I posted a short demonstration project here that goes about this 2 ways:
- using spork.util.table (my old table munging library), which is based on persistent structures and uses the techniques I mentioned
- using tech.ml.dataset, a recent effort that leverages the TableSaw table implementation for fast, memory efficient structures (mutable, but COW implementation for persistent semantics).
Both solutions readily handle a 300mb tsv with a default heap (about 2gb), although tech.ml.dataset is significantly more memory efficient in practice.
I also put a version in test that replicates your test input (to a degree, I guessed on how many empties, at 1/3).
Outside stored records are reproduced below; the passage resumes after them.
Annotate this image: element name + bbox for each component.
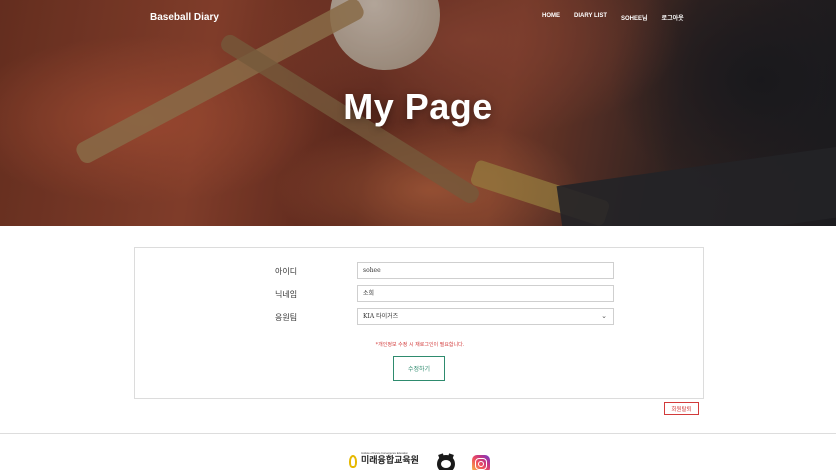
team-select[interactable]: KIA 타이거즈 ⌄ bbox=[357, 308, 614, 325]
nav-diary-list[interactable]: DIARY LIST bbox=[574, 13, 607, 22]
profile-form: 아이디 sohee 닉네임 소희 응원팀 KIA 타이거즈 ⌄ *개인정보 수정… bbox=[134, 247, 704, 399]
footer-divider bbox=[0, 433, 836, 434]
logo-title: 미래융합교육원 bbox=[361, 456, 419, 466]
id-field[interactable]: sohee bbox=[357, 262, 614, 279]
nav-logout[interactable]: 로그아웃 bbox=[662, 13, 684, 22]
site-brand[interactable]: Baseball Diary bbox=[150, 12, 219, 23]
id-label: 아이디 bbox=[275, 267, 298, 276]
chevron-down-icon: ⌄ bbox=[601, 312, 607, 320]
relogin-notice: *개인정보 수정 시 재로그인이 필요합니다. bbox=[375, 342, 465, 348]
nickname-label: 닉네임 bbox=[275, 290, 298, 299]
nickname-field[interactable]: 소희 bbox=[357, 285, 614, 302]
save-button[interactable]: 수정하기 bbox=[393, 356, 445, 381]
github-icon[interactable] bbox=[437, 453, 455, 470]
top-nav: HOME DIARY LIST SOHEE님 로그아웃 bbox=[542, 13, 698, 22]
withdraw-button[interactable]: 회원탈퇴 bbox=[664, 402, 699, 415]
page-title: My Page bbox=[343, 86, 493, 127]
nav-home[interactable]: HOME bbox=[542, 13, 560, 22]
instagram-icon[interactable] bbox=[472, 455, 490, 470]
team-label: 응원팀 bbox=[275, 313, 298, 322]
institute-logo-icon bbox=[347, 452, 359, 470]
team-select-value: KIA 타이거즈 bbox=[363, 313, 399, 320]
nav-user[interactable]: SOHEE님 bbox=[621, 13, 648, 22]
institute-logo: Institute of Future Convergence Educatio… bbox=[347, 452, 419, 470]
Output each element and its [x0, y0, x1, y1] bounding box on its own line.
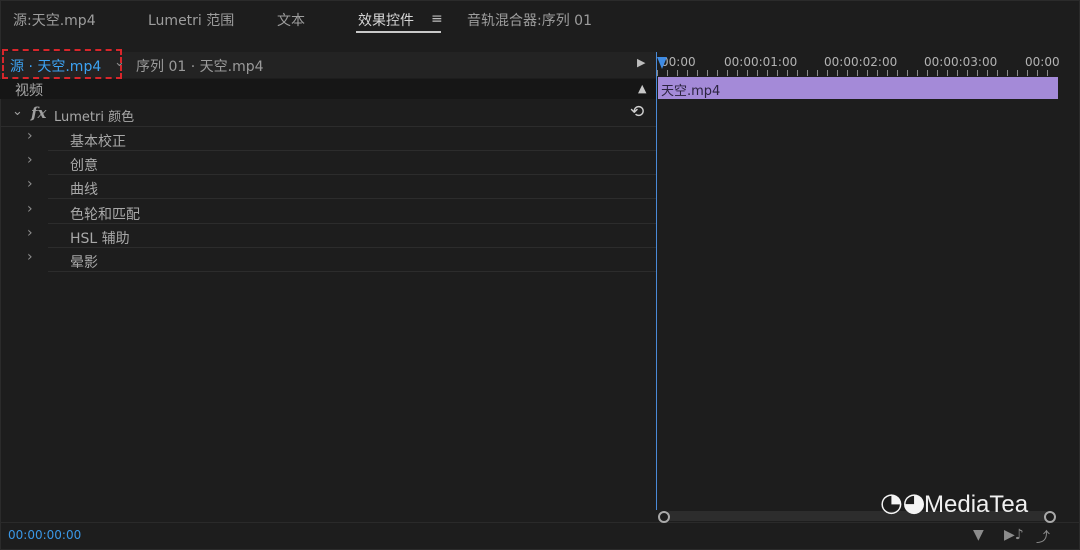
ruler-label: 00:00:02:00 [824, 55, 898, 69]
chevron-right-icon[interactable]: › [27, 225, 33, 241]
wechat-logo-icon: ◔◕ [880, 488, 926, 518]
fx-icon[interactable]: fx [31, 104, 46, 122]
play-audio-icon[interactable]: ▶♪ [1004, 527, 1024, 543]
export-icon[interactable]: ⤴ [1036, 527, 1050, 547]
active-tab-underline [356, 31, 441, 33]
time-ruler[interactable]: 00:00 00:00:01:00 00:00:02:00 00:00:03:0… [657, 52, 1080, 76]
bottom-divider [0, 522, 1080, 523]
property-curves[interactable]: › 曲线 [0, 175, 656, 199]
video-section-header: 视频 ▲ [0, 79, 656, 99]
property-label: 晕影 [70, 255, 98, 271]
effect-label: Lumetri 颜色 [54, 110, 135, 125]
timeline-clip-label: 天空.mp4 [661, 84, 721, 99]
chevron-right-icon[interactable]: › [27, 176, 33, 192]
effect-controls-panel: 源 · 天空.mp4 ⌄ 序列 01 · 天空.mp4 ▶ 视频 ▲ ⌄ fx … [0, 49, 656, 522]
playhead-marker[interactable] [657, 57, 667, 69]
filter-icon[interactable]: ▼ [973, 527, 984, 543]
chevron-down-icon[interactable]: ⌄ [114, 55, 125, 70]
property-label: 基本校正 [70, 134, 126, 150]
tab-text[interactable]: 文本 [277, 10, 305, 30]
sequence-clip-label[interactable]: 序列 01 · 天空.mp4 [136, 56, 264, 76]
timeline-clip[interactable]: 天空.mp4 [658, 77, 1058, 99]
property-label: 创意 [70, 158, 98, 174]
property-hsl-secondary[interactable]: › HSL 辅助 [0, 224, 656, 248]
video-section-label: 视频 [15, 83, 43, 99]
clip-selector-bar: 源 · 天空.mp4 ⌄ 序列 01 · 天空.mp4 ▶ [0, 49, 656, 79]
tab-effect-controls[interactable]: 效果控件 [358, 10, 414, 30]
chevron-right-icon[interactable]: › [27, 249, 33, 265]
scrollbar-left-handle[interactable] [658, 511, 670, 523]
property-color-wheels[interactable]: › 色轮和匹配 [0, 200, 656, 224]
watermark-text: MediaTea [924, 491, 1029, 518]
chevron-right-icon[interactable]: › [27, 128, 33, 144]
property-creative[interactable]: › 创意 [0, 151, 656, 175]
current-timecode[interactable]: 00:00:00:00 [8, 528, 81, 542]
reset-icon[interactable]: ⟲ [630, 102, 644, 122]
divider [48, 198, 656, 199]
ruler-label: 00:00 [1025, 55, 1060, 69]
property-basic-correction[interactable]: › 基本校正 [0, 127, 656, 151]
divider [48, 271, 656, 272]
panel-split-divider[interactable] [656, 52, 657, 510]
lumetri-effect-row[interactable]: ⌄ fx Lumetri 颜色 ⟲ [0, 102, 656, 127]
property-label: 曲线 [70, 182, 98, 198]
property-vignette[interactable]: › 晕影 [0, 248, 656, 272]
property-label: 色轮和匹配 [70, 207, 140, 223]
source-clip-highlight-box [2, 49, 122, 79]
chevron-right-icon[interactable]: › [27, 201, 33, 217]
play-arrow-icon[interactable]: ▶ [637, 56, 645, 69]
ruler-label: 00:00:03:00 [924, 55, 998, 69]
tab-audio-track-mixer[interactable]: 音轨混合器:序列 01 [467, 10, 592, 30]
collapse-up-icon[interactable]: ▲ [638, 82, 646, 95]
chevron-down-icon[interactable]: ⌄ [12, 104, 23, 119]
tab-source[interactable]: 源:天空.mp4 [13, 10, 96, 30]
chevron-right-icon[interactable]: › [27, 152, 33, 168]
panel-tab-bar: 源:天空.mp4 Lumetri 范围 文本 效果控件 ≡ 音轨混合器:序列 0… [0, 0, 1080, 40]
tab-lumetri-scopes[interactable]: Lumetri 范围 [148, 10, 234, 30]
watermark: ◔◕ MediaTea [880, 488, 1060, 522]
panel-menu-icon[interactable]: ≡ [431, 11, 443, 27]
ruler-label: 00:00:01:00 [724, 55, 798, 69]
property-label: HSL 辅助 [70, 231, 130, 247]
ruler-ticks [657, 70, 1057, 76]
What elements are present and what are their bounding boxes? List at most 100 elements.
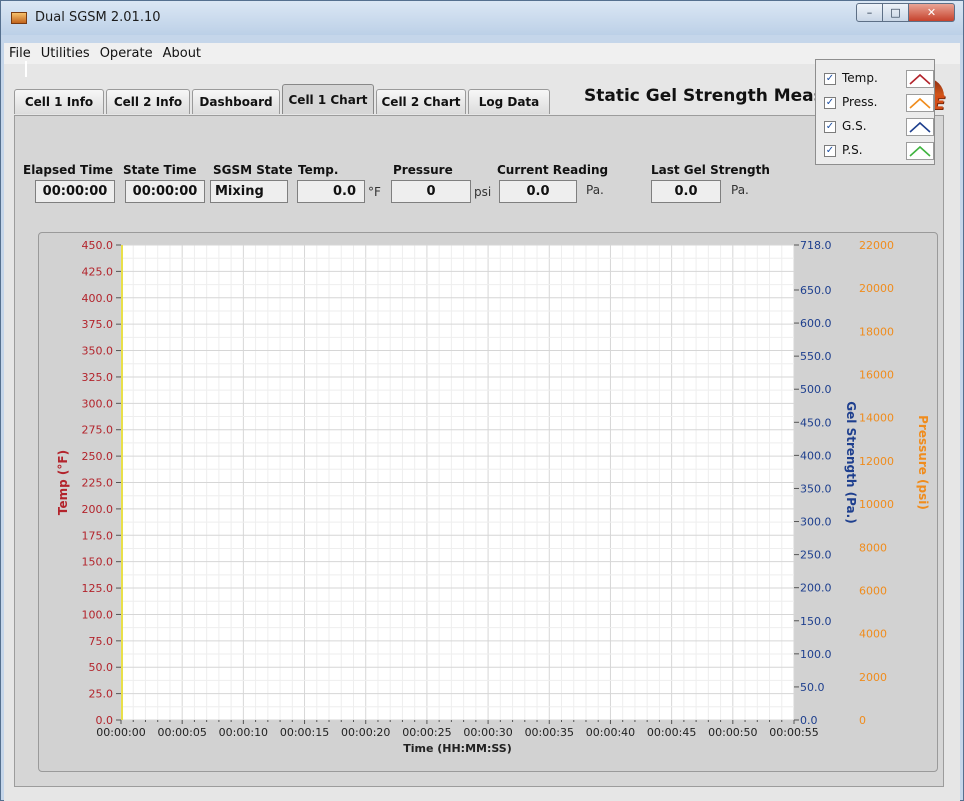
legend-swatch-gs: [906, 118, 934, 136]
right-tick-label-gs: 500.0: [800, 383, 832, 396]
chart-frame: 00:00:00 00:00:05 00:00:10 00:00:15 00:00:20…: [38, 232, 938, 772]
plot-legend: ✓ Temp. ✓ Press. ✓ G.S. ✓ P.S.: [815, 59, 935, 165]
left-tick-label: 50.0: [89, 661, 114, 674]
right-tick-label-gs: 150.0: [800, 615, 832, 628]
legend-swatch-press: [906, 94, 934, 112]
left-tick-label: 75.0: [89, 635, 114, 648]
left-tick-label: 375.0: [82, 318, 114, 331]
tab-cell-1-info[interactable]: Cell 1 Info: [14, 89, 104, 114]
temp-value: 0.0: [297, 180, 365, 203]
legend-item-gs[interactable]: ✓ G.S.: [824, 118, 934, 138]
temp-unit: °F: [368, 185, 381, 199]
right-tick-label-pressure: 6000: [859, 584, 887, 597]
x-tick-label: 00:00:05: [157, 726, 206, 739]
right-tick-label-gs: 550.0: [800, 350, 832, 363]
left-tick-label: 100.0: [82, 608, 114, 621]
checkbox-gs[interactable]: ✓: [824, 121, 836, 133]
chart-svg[interactable]: 00:00:00 00:00:05 00:00:10 00:00:15 00:00:20…: [39, 233, 939, 773]
right-tick-label-gs: 200.0: [800, 582, 832, 595]
menu-file[interactable]: File: [4, 46, 36, 61]
x-tick-label: 00:00:30: [463, 726, 512, 739]
x-axis-title: Time (HH:MM:SS): [403, 742, 512, 755]
checkbox-press[interactable]: ✓: [824, 97, 836, 109]
right-tick-label-gs: 400.0: [800, 449, 832, 462]
tab-cell-1-chart[interactable]: Cell 1 Chart: [282, 84, 374, 114]
window-title: Dual SGSM 2.01.10: [35, 10, 161, 25]
left-tick-label: 25.0: [89, 688, 114, 701]
maximize-button[interactable]: □: [883, 3, 909, 22]
left-tick-label: 200.0: [82, 503, 114, 516]
x-tick-label: 00:00:00: [96, 726, 145, 739]
right-axis-title-pressure: Pressure (psi): [916, 415, 930, 510]
sgsm-state-label: SGSM State: [213, 163, 293, 177]
right-tick-label-pressure: 10000: [859, 498, 894, 511]
pressure-unit: psi: [474, 185, 492, 199]
current-reading-value: 0.0: [499, 180, 577, 203]
left-tick-label: 350.0: [82, 345, 114, 358]
minimize-button[interactable]: –: [856, 3, 883, 22]
right-tick-label-gs: 50.0: [800, 681, 825, 694]
left-tick-label: 400.0: [82, 292, 114, 305]
right-tick-label-pressure: 16000: [859, 369, 894, 382]
last-gel-strength-unit: Pa.: [731, 183, 749, 197]
left-tick-label: 125.0: [82, 582, 114, 595]
title-bar: Dual SGSM 2.01.10 – □ ✕: [1, 1, 963, 35]
left-tick-label: 300.0: [82, 397, 114, 410]
sgsm-state-value: Mixing: [210, 180, 288, 203]
x-tick-label: 00:00:10: [219, 726, 268, 739]
tab-cell-2-chart[interactable]: Cell 2 Chart: [376, 89, 466, 114]
window-controls: – □ ✕: [856, 3, 955, 23]
state-time-value: 00:00:00: [125, 180, 205, 203]
legend-swatch-ps: [906, 142, 934, 160]
menu-utilities[interactable]: Utilities: [36, 46, 95, 61]
legend-item-ps[interactable]: ✓ P.S.: [824, 142, 934, 162]
current-reading-label: Current Reading: [497, 163, 609, 177]
checkbox-ps[interactable]: ✓: [824, 145, 836, 157]
right-tick-label-gs: 650.0: [800, 284, 832, 297]
elapsed-time-label: Elapsed Time: [23, 163, 113, 177]
temp-label: Temp.: [298, 163, 339, 177]
left-tick-label: 175.0: [82, 529, 114, 542]
left-tick-label: 425.0: [82, 265, 114, 278]
left-tick-label: 250.0: [82, 450, 114, 463]
right-tick-label-pressure: 18000: [859, 325, 894, 338]
checkbox-temp[interactable]: ✓: [824, 73, 836, 85]
status-strip: [4, 791, 960, 801]
elapsed-time-value: 00:00:00: [35, 180, 115, 203]
menu-operate[interactable]: Operate: [95, 46, 158, 61]
last-gel-strength-value: 0.0: [651, 180, 721, 203]
legend-item-press[interactable]: ✓ Press.: [824, 94, 934, 114]
tab-dashboard[interactable]: Dashboard: [192, 89, 280, 114]
right-tick-label-gs: 350.0: [800, 482, 832, 495]
right-tick-label-pressure: 8000: [859, 541, 887, 554]
tab-cell-2-info[interactable]: Cell 2 Info: [106, 89, 190, 114]
x-tick-label: 00:00:50: [708, 726, 757, 739]
right-tick-label-gs: 100.0: [800, 648, 832, 661]
status-indicator: [25, 61, 27, 77]
right-tick-label-gs: 600.0: [800, 317, 832, 330]
left-tick-label: 150.0: [82, 556, 114, 569]
x-tick-label: 00:00:35: [525, 726, 574, 739]
x-tick-label: 00:00:40: [586, 726, 635, 739]
legend-item-temp[interactable]: ✓ Temp.: [824, 70, 934, 90]
menu-about[interactable]: About: [158, 46, 206, 61]
right-tick-label-pressure: 4000: [859, 628, 887, 641]
legend-label-temp: Temp.: [842, 71, 878, 85]
left-tick-label: 325.0: [82, 371, 114, 384]
x-tick-label: 00:00:20: [341, 726, 390, 739]
tab-strip: Cell 1 Info Cell 2 Info Dashboard Cell 1…: [14, 84, 552, 114]
right-tick-label-pressure: 22000: [859, 239, 894, 252]
tab-log-data[interactable]: Log Data: [468, 89, 550, 114]
legend-swatch-temp: [906, 70, 934, 88]
x-tick-label: 00:00:55: [769, 726, 818, 739]
x-tick-label: 00:00:25: [402, 726, 451, 739]
legend-label-press: Press.: [842, 95, 878, 109]
left-tick-label: 0.0: [96, 714, 114, 727]
last-gel-strength-label: Last Gel Strength: [651, 163, 770, 177]
legend-label-gs: G.S.: [842, 119, 867, 133]
close-button[interactable]: ✕: [909, 3, 955, 22]
app-icon: [11, 12, 27, 24]
right-tick-label-pressure: 14000: [859, 412, 894, 425]
legend-label-ps: P.S.: [842, 143, 863, 157]
right-tick-label-pressure: 12000: [859, 455, 894, 468]
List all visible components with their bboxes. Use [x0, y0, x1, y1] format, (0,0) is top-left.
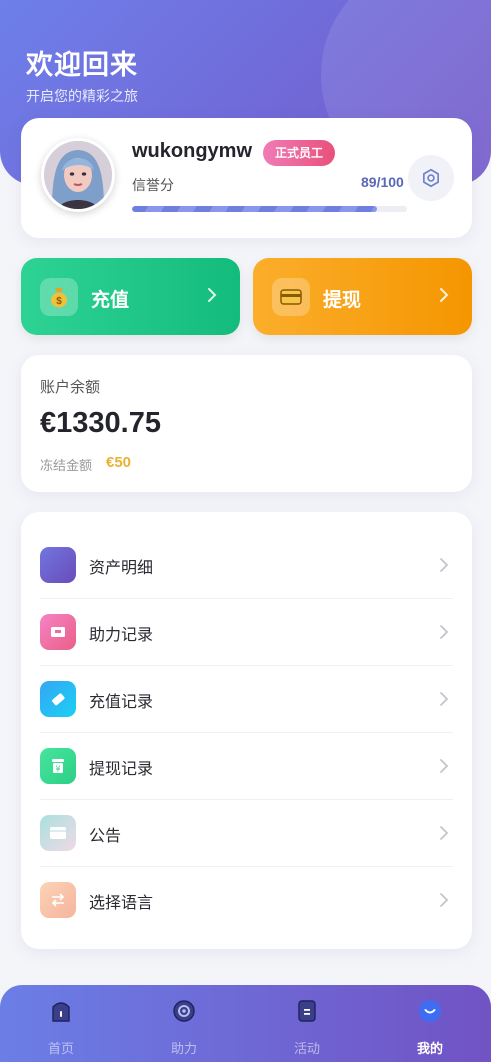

It shows ways of using spork, tech.ml (currently fails when trying to parse dates though), and lastly doing it manually with plain clojure functions. If you want minimal memory footprint (and performance), then parsing to primitives is a necessity. Unfortunately, java collections are typically boxed (aside from arrays), so you need something like FastUtils or another primitive-backed collection. Clojure primitive-backed vectors kind of help, but they still incur refernce overhead due to the trie of arrays (arrays are only at the leaves). That..or if you're just building a dense array of homogenous type from the file, you can construct a primitive array and fill it. This would be space efficient and mechanically sympathetic, particularly if you're using those floats for number crunching and can leverage the dense format.
The bottom line is that - naive parsing, particularly when retaining references to strings or boxed objects - will require exorbitant heap since java objects are memory hungry. As mentioned by Andy, newer JVMs can alleviate this a bit with compressed strings (which does effectively the same thing as string canonicalization, but at JVM level, really nice).
Note: this only applies if you have to "retain" the data....if you can reduce over it or otherwise stream compute, you can likely get away with the naive parsing for arbitrary datasets (e.g. larger than memory) without busting the heap, since the JVM will garbage collect old references right after you process them.
There some other useful libs for this kind of task iota,
and the recent pandas wrapper via libpython-clj, panthera.
A note on memory performance: the jvm by default won't release memory back to the system, so it will appear to "grow" up to the limit set by -Xmx (default is 2GB I think), and it'll appear to stay there (even after a gc cycle). If you want to know what' actually being used vs. reserved, you need to attach a profiler and looka at the heap usage stats (like jvisualvm).